As the Chinese economy slows, new figures confirm that Chinese consumers are seeking out less expensive wine brands.
Analysts Wine Intelligence found that in the first quarter of this year, 60% of consumers between the ages of 18 and 50 spent less than CNY200 (€25) on imported wine.
€25 is generally recognised as entry-level wine in China. An earlier survey in January this year had found that fear of buying a fake wine was the biggest barrier to entry for imported wines, with 44% of respondents saying it put them off buying.
‘There is a growing trend for drinking wine for pleasure rather than serving it at banquets or giving it as gifts,’ Maria Troein, China manager for Wine Intelligence told China Daily.
‘There are now new market segments of younger drinkers who like to drink wine that fits into their lifestyle.’
Thomas Jullien, who represents the Bordeaux Wine Bureau (CIVB) in China told Decanter.com, ‘There's been a rebalancing of the imported wine offers in terms of price points. For Bordeaux it has meant that intermediate levels have outgrown entry level and high end, permitting the medium range to catch up. This is also a segment that has been actively promoted in China through the Simply Bordeaux program with appellations such as Bordeaux, Bordeaux Superieur, the Cotes and Cru Bourgeois.’

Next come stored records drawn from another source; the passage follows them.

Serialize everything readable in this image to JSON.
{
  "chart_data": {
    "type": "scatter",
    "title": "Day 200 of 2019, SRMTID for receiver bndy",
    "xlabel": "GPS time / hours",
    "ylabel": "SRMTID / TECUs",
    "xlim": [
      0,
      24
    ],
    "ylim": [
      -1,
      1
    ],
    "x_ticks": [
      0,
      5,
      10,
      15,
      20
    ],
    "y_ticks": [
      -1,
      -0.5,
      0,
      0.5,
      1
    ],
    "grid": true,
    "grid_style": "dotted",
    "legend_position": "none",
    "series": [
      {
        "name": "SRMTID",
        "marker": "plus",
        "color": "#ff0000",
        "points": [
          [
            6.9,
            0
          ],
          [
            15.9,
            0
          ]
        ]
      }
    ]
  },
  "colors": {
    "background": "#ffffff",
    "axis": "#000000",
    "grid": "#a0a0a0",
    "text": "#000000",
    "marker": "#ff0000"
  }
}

The changing market conditions are pushing Chinese producers to develop brands that better fit market demand, in line with the slowing Chinese economy.
Lina Fan, representative for Shou Rui Wu, new owner of Chateau de Pic in the Cotes de Bordeaux, said that this was the market segment that they will now be concentrating on. ‘The market for very cheap Bordeaux in China is diminishing, as other countries are now filling that price point, plus the very highly priced wines are losing steam.
‘But we have identified a huge development potential at €5-6 (ex-chateau). The quality mid-range wines have a strong future in China, and that is what we are looking to develop at Pic.’
Wine Intelligence estimates that there are around 19 million drinkers of imported wine in China, aged between 18 and 49.
Further pressure has been heaped on European wines in China with the annoucement from the commerce ministry that it is launching an enquiry into EU wine being dumped in China at below cost price. The move has come after the European Commission announced it is imposing anti-dumping tariffs on imports of Chinese solar panels.